In June 2023, the Standards Commission for Scotland suspended Fagan as a councillor for two months for breaching the Councillors' Code of Conduct by disclosing to the press, before he became leader, a confidential list of leisure facilities reported to be under threat of closure under the previous SNP administration. The panel found that the disclosure was deliberate and motivated at least in part by political gain, but imposed a reduced sanction citing "extensive mitigation", including his full cooperation, his contribution to public life and the absence of dishonesty or previous breaches.

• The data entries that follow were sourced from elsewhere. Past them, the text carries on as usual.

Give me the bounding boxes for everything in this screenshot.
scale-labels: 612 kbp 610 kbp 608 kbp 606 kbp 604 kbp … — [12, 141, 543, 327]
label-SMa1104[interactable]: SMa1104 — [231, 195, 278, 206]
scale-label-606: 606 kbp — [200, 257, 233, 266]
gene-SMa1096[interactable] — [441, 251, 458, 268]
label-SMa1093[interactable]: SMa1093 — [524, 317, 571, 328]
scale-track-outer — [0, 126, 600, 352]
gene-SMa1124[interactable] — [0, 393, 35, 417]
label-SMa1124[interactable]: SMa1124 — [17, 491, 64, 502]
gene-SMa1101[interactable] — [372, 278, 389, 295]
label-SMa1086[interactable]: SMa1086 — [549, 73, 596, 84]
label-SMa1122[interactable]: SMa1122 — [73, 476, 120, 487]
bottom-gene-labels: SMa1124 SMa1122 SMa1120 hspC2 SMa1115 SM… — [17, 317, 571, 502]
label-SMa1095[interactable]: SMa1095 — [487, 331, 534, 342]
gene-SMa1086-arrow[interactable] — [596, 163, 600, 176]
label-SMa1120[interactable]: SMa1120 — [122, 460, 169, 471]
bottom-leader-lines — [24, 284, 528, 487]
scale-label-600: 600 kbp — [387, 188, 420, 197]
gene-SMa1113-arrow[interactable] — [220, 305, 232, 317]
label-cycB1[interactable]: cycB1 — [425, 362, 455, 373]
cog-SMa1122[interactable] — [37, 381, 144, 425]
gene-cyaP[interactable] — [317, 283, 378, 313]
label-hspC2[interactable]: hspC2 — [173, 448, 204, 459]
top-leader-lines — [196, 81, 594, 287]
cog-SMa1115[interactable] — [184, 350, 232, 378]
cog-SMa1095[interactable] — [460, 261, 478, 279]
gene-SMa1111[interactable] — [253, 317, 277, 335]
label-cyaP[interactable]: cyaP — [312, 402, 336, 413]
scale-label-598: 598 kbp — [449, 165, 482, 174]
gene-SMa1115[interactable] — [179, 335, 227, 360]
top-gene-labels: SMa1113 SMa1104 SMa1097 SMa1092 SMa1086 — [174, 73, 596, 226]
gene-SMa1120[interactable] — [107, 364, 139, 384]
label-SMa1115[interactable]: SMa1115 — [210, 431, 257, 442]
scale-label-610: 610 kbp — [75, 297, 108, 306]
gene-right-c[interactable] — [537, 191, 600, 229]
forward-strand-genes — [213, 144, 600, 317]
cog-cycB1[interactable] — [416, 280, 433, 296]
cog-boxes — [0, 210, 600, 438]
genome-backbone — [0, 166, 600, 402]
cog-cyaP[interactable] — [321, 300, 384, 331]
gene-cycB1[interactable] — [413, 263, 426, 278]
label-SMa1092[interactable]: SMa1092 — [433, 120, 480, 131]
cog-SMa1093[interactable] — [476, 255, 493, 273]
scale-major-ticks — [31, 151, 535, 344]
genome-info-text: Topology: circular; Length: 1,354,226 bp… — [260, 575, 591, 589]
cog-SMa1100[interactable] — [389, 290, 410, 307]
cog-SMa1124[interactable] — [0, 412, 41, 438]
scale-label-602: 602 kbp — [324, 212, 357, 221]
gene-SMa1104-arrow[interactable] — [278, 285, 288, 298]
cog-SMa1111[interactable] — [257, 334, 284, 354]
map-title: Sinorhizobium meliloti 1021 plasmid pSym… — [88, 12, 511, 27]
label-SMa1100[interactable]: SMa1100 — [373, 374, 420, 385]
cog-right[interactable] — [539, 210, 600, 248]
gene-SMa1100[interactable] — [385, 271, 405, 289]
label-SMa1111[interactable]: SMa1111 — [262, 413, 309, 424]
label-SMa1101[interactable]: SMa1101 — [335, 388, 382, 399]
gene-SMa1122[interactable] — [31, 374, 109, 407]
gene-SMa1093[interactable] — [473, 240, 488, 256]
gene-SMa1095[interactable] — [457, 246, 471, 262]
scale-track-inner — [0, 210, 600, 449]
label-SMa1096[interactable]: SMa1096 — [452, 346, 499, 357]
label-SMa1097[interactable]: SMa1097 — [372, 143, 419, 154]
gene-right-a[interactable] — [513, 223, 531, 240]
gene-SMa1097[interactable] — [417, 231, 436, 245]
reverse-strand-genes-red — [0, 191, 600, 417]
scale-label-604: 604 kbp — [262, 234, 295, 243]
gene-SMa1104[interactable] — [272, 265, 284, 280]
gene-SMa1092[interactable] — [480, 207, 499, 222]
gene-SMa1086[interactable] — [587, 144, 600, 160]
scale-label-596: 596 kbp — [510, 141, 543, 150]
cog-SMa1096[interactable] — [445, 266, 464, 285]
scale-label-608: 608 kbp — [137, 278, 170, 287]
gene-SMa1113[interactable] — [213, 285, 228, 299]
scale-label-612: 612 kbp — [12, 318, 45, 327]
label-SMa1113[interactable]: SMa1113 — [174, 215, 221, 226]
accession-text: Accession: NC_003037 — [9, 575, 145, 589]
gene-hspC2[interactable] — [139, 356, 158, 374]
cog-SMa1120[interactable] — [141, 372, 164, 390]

Fagan said his conscience was clear and that he had disclosed the information openly and in good faith. He remained council leader and was subsequently selected as Labour's candidate for East Kilbride at the 2026 Scottish Parliament election.

In September 2023, Fagan was criticised in a letter to the Scottish Labour Leader, Anas Sarwar, by a fellow Labour councillor for South Lanarkshire, Mathew Buchanan, for his authoritarian leadership and presiding over a culture of intimidation.

In December 2025, Fagan said the council had passed a budget increasing investment by £55 million while maintaining the lowest council tax rate in Scotland. In January 2026 he signed the South Lanarkshire Third Sector Partnership Agreement, described by Voluntary Action South Lanarkshire as "a major milestone" for the local voluntary sector.

==Member of the Scottish Parliament==
At the 2026 Scottish Parliament election, Fagan stood as the Labour candidate in East Kilbride, placed second, and was elected on the regional list for South Scotland. He announced he would step down as council leader while serving out his term as a councillor, and chose to forego the full leader's salary during the transition to his successor.